The Buck Stops – And Starts – Here For GPU Compute

Ian Buck doesn’t just run the Tesla accelerated computing business at Nvidia, which is one of the company’s fastest-growing and most profitable products in its twenty five year history. The work that Buck and other researchers started at Stanford University in 2000 and then continued at Nvidia helped to transform a graphics card shader into a parallel compute engine that is helping to solve some of the world’s toughest simulation and machine learning problems.

The annual GPU Technology Conference was held by Nvidia last week, and we sat down and had a chat with Buck about a bunch of things relating to GPU accelerated systems, including what is driving the adoption of GPU computing and the things, such as the new NVSwitch that helps boost the performance of machine learning and perhaps HPC workloads.

Timothy Prickett Morgan: I will start with something that has been bugging me lately. I wrote a piece recently about how GPUs were the engine of compute for AI and HPC, and some of the feedback I got was that for a lot of HPC workloads, the average speedup for hybrid CPU-GPU clusters was on the order of 3X compared to plain vanilla CPU clusters, but the nodes cost three times as much so really it was just a wash and all you really got out of it was more programming effort in exchange for denser compute. I am not that cynical about that, and I suspect that plenty of the HPC codes are only offloading key parallel parts of their code to the GPUs, like the solvers, and that limits the speedup they get, but that is only one possible explanation. What do you think about this feedback?

Ian Buck: Your analysis is correct. For some applications which did not have a certain X factor of speedup, the price/performance doesn’t work out. It’s a wash.

We have done surveys of the HPC codes, and about 70 percent of the processing cycles of the HPC centers is dominated by 15 different applications. This small number of applications dominate compute time. We have been focused on accelerating those applications first as well as making them run well. There are hundreds of accelerated applications, but some of them are just moving to GPUs and they are going to take a while. You do have to know your workloads, and at every HPC center, all that we ask is that they look at their applications and first of all make sure they are on the most recent versions of the code, many of which have been accelerated by GPUs. On average, if you compare a server with four Volta GPUs against a best-in-class server with two “Skylake” Xeon SP processors, the average speed up across a basket of HPC applications is 20X.  You have to do the division to get the price/performance because we don’t set pricing or talk about it.
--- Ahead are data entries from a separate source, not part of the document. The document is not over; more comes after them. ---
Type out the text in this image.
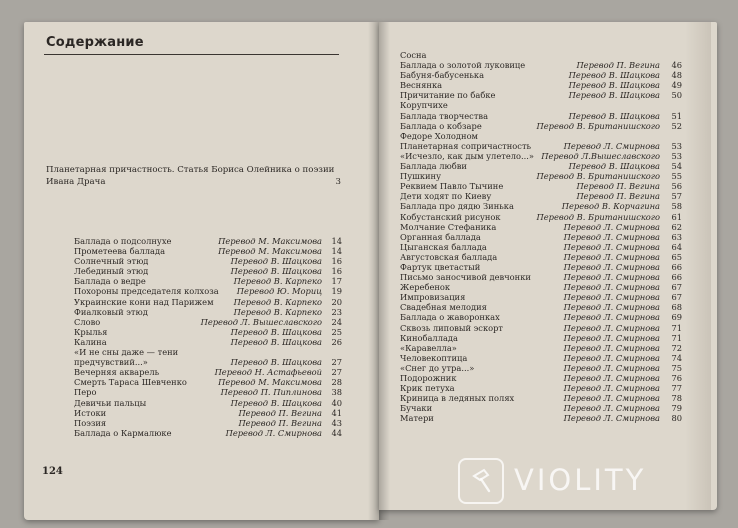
Содержание
Планетарная причастность. Статья Бориса Олейника о поэзии
Ивана Драча	3
Баллада о подсолнухе	Перевод М. Максимова 14
Прометеева баллада	Перевод М. Максимова 14
Солнечный этюд	Перевод В. Шацкова 16
Лебединый этюд	Перевод В. Шацкова 16
Баллада о ведре	Перевод В. Карпеко 17
Похороны председателя колхоза Перевод Ю. Мориц 19
Украинские кони над Парижем Перевод В. Карпеко 20
Фиалковый этюд	Перевод В. Карпеко 23
Слово	Перевод Л. Вышеславского 24
Крылья	Перевод В. Шацкова 25
Калина	Перевод В. Шацкова 26
«И не сны даже — тени
предчувствий...»	Перевод В. Шацкова 27
Вечерняя акварель	Перевод Н. Астафьевой 27
Смерть Тараса Шевченко	Перевод М. Максимова 28
Перо	Перевод П. Пиплинова 38
Девичьи пальцы	Перевод В. Шацкова 40
Истоки	Перевод П. Вегина 41
Поэзия	Перевод П. Вегина 43
Баллада о Кармалюке	Перевод Л. Смирнова 44
Сосна
Баллада о золотой луковице	Перевод П. Вегина 46
Бабуня-бабусенька	Перевод В. Шацкова 48
Веснянка	Перевод В. Шацкова 49
Причитание по бабке	Перевод В. Шацкова 50
Корупчихе
Баллада творчества	Перевод В. Шацкова 51
Баллада о кобзаре	Перевод В. Британишского 52
Федоре Холодном
Планетарная сопричастность	Перевод Л. Смирнова 53
«Исчезло, как дым улетело...» Перевод Л.Вышеславского 53
Баллада любви	Перевод В. Шацкова 54
Пушкину	Перевод В. Британишского 55
Реквием Павло Тычине	Перевод П. Вегина 56
Дети ходят по Киеву	Перевод П. Вегина 57
Баллада про дядю Зинька	Перевод В. Корчагина 58
Кобустанский рисунок	Перевод В. Британишского 61
Молчание Стефаника	Перевод Л. Смирнова 62
Органная баллада	Перевод Л. Смирнова 63
Цыганская баллада	Перевод Л. Смирнова 64
Августовская баллада	Перевод Л. Смирнова 65
Фартук цветастый	Перевод Л. Смирнова 66
Письмо заносчивой девчонки	Перевод Л. Смирнова 66
Жеребенок	Перевод Л. Смирнова 67
Импровизация	Перевод Л. Смирнова 67
Свадебная мелодия	Перевод Л. Смирнова 68
Баллада о жаворонках	Перевод Л. Смирнова 69
Сквозь липовый эскорт	Перевод Л. Смирнова 71
Кинобаллада	Перевод Л. Смирнова 71
«Каравелла»	Перевод Л. Смирнова 72
Человекоптица	Перевод Л. Смирнова 74
«Снег до утра...»	Перевод Л. Смирнова 75
Подорожник	Перевод Л. Смирнова 76
Крик петуха	Перевод Л. Смирнова 77
Криница в ледяных полях	Перевод Л. Смирнова 78
Бучаки	Перевод Л. Смирнова 79
Матери	Перевод Л. Смирнова 80
124	VIOLITY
TPM: OK, I can do some quick math. It is probably on the order of $15,000 for a heavily configured Skylake Xeon machine, and maybe $60,000 for one of IBM’s AC922 nodes, and that works out to a factor of 6.7X better price/performance.

Will we ever get to the point where every important HPC code is accelerated and sees the high performance levels that Nvidia is seeing with AI workloads? When does this become a no brainer?

Ian Buck: There will always be some applications that, for a lot of different reasons, will not be accelerated in the medium term, and that is alright. We are not naïve – we don’t have a tool that just automatically parallelizes everything. So I think that at least for the medium term there will always be some applications that will not be accelerated. I don’t think it is necessary for Nvidia to add value to an HPC center for us to have all of their applications accelerated, but they should work on the top 15 and have a significant portion if not all of their nodes accelerated with GPUs. If all of them are not equipped with GPUs, good. Buy some. That’s OK, partition the cluster and get the 5X, the 7X, and the 10X speedup for these applications.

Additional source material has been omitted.